External liquidity (supported by USD62 billion in international reserves) exceeds 300% of current external liabilities, including non-resident holdings of the government's Sol-denominated bonds (43% of the total).
The current account deficit is expected to remain close to 2% of GDP during 2017-2019, which will be fully financed by FDI.
These strengths partially offset vulnerabilities from Peru's high dependence on mining exports, financial dollarization (29% of private credit), and non-resident capital flows.
The general government has a strong balance sheet with debt and interest burdens projected at 25.6% of GDP and 6.4% of revenues in 2017 (versus 41% of GDP and 7.1% revenues for the BBB median).

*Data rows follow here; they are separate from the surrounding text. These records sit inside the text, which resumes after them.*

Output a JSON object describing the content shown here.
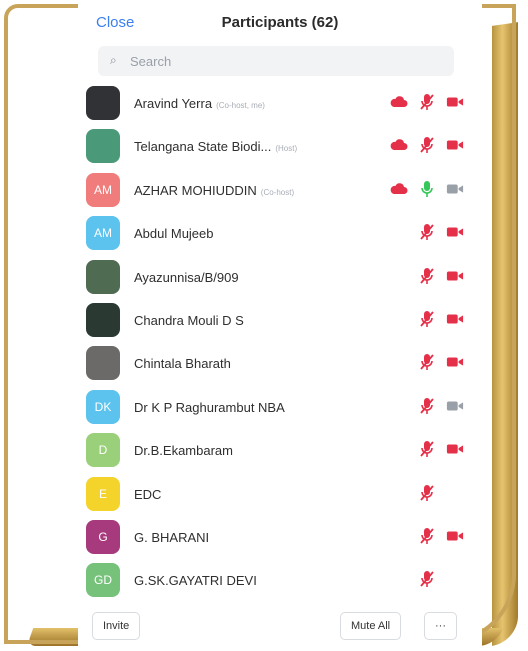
{
  "header": {
    "close_label": "Close",
    "title": "Participants (62)"
  },
  "search": {
    "placeholder": "Search"
  },
  "participants": [
    {
      "name": "Aravind Yerra",
      "role": "(Co-host, me)",
      "avatar_color": "#303235",
      "avatar_text": "",
      "cloud": true,
      "mic": "muted",
      "video": "off"
    },
    {
      "name": "Telangana State Biodi...",
      "role": "(Host)",
      "avatar_color": "#4a9a7a",
      "avatar_text": "",
      "cloud": true,
      "mic": "muted",
      "video": "off"
    },
    {
      "name": "AZHAR MOHIUDDIN",
      "role": "(Co-host)",
      "avatar_color": "#f07c7c",
      "avatar_text": "AM",
      "cloud": true,
      "mic": "on",
      "video": "gray"
    },
    {
      "name": "Abdul Mujeeb",
      "role": "",
      "avatar_color": "#5cc2ee",
      "avatar_text": "AM",
      "cloud": false,
      "mic": "muted",
      "video": "off"
    },
    {
      "name": "Ayazunnisa/B/909",
      "role": "",
      "avatar_color": "#4f6b52",
      "avatar_text": "",
      "cloud": false,
      "mic": "muted",
      "video": "off"
    },
    {
      "name": "Chandra Mouli D S",
      "role": "",
      "avatar_color": "#2a3a32",
      "avatar_text": "",
      "cloud": false,
      "mic": "muted",
      "video": "off"
    },
    {
      "name": "Chintala Bharath",
      "role": "",
      "avatar_color": "#6b6a68",
      "avatar_text": "",
      "cloud": false,
      "mic": "muted",
      "video": "off"
    },
    {
      "name": "Dr K P Raghurambut NBA",
      "role": "",
      "avatar_color": "#5cc2ee",
      "avatar_text": "DK",
      "cloud": false,
      "mic": "muted",
      "video": "gray"
    },
    {
      "name": "Dr.B.Ekambaram",
      "role": "",
      "avatar_color": "#9ad07a",
      "avatar_text": "D",
      "cloud": false,
      "mic": "muted",
      "video": "off"
    },
    {
      "name": "EDC",
      "role": "",
      "avatar_color": "#f4d32a",
      "avatar_text": "E",
      "cloud": false,
      "mic": "muted",
      "video": "none"
    },
    {
      "name": "G. BHARANI",
      "role": "",
      "avatar_color": "#a63a7c",
      "avatar_text": "G",
      "cloud": false,
      "mic": "muted",
      "video": "off"
    },
    {
      "name": "G.SK.GAYATRI DEVI",
      "role": "",
      "avatar_color": "#76c27a",
      "avatar_text": "GD",
      "cloud": false,
      "mic": "muted",
      "video": "none"
    }
  ],
  "footer": {
    "invite_label": "Invite",
    "mute_all_label": "Mute All",
    "more_label": "···"
  },
  "colors": {
    "accent": "#3b7ff0",
    "muted_red": "#e5304a",
    "mic_green": "#35c759",
    "gray": "#9aa0a8"
  }
}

Peru's small fiscal stabilization fund, 4% of GDP, and unrestricted central government deposits, 4.9% of GDP, provide additional financing flexibility.
The government has increased its budget deficit target to 2.9% of GDP for 2017 and 3.3% for 2018 to finance reconstruction following El Nino flooding damage (costing 3.2% of GDP in total over four years). The government plans to draw 1% of GDP from its stabilization fund for reconstruction over the period and use natural disaster credit lines from multilaterals.
The remainder of the government's gross financing needs (deficits and amortizations totalling 3.3% of GDP in each of 2017 and 2018) will be met principally with central government deposits (including pre-financed resources for 2017) and Sol-denominated bond issuance.”
Peruvian government revenues and taxes as evaluated by Fitch Ratings
“Government revenues have fallen to 18.3% of GDP in 2017 from their peak of 22.8% in 2013. The Kuczynski administration will need to boost government revenues to meet its fiscal consolidation target of returning to a primary budget surplus by 2021.
To date, the government has raised the corporate income tax rate, implemented a tax amnesty for the repatriation of taxable foreign assets during 2017-2018, and taken steps to broaden the tax base.
However, lower economic growth and difficulties reducing tax evasion pose risks to closing the revenue gap.
Fitch's baseline scenario assumes a more conservative rise of tax revenues than the budget forecasts and expects that the administration will if necessary make spending adjustments to meet its fiscal consolidation path.”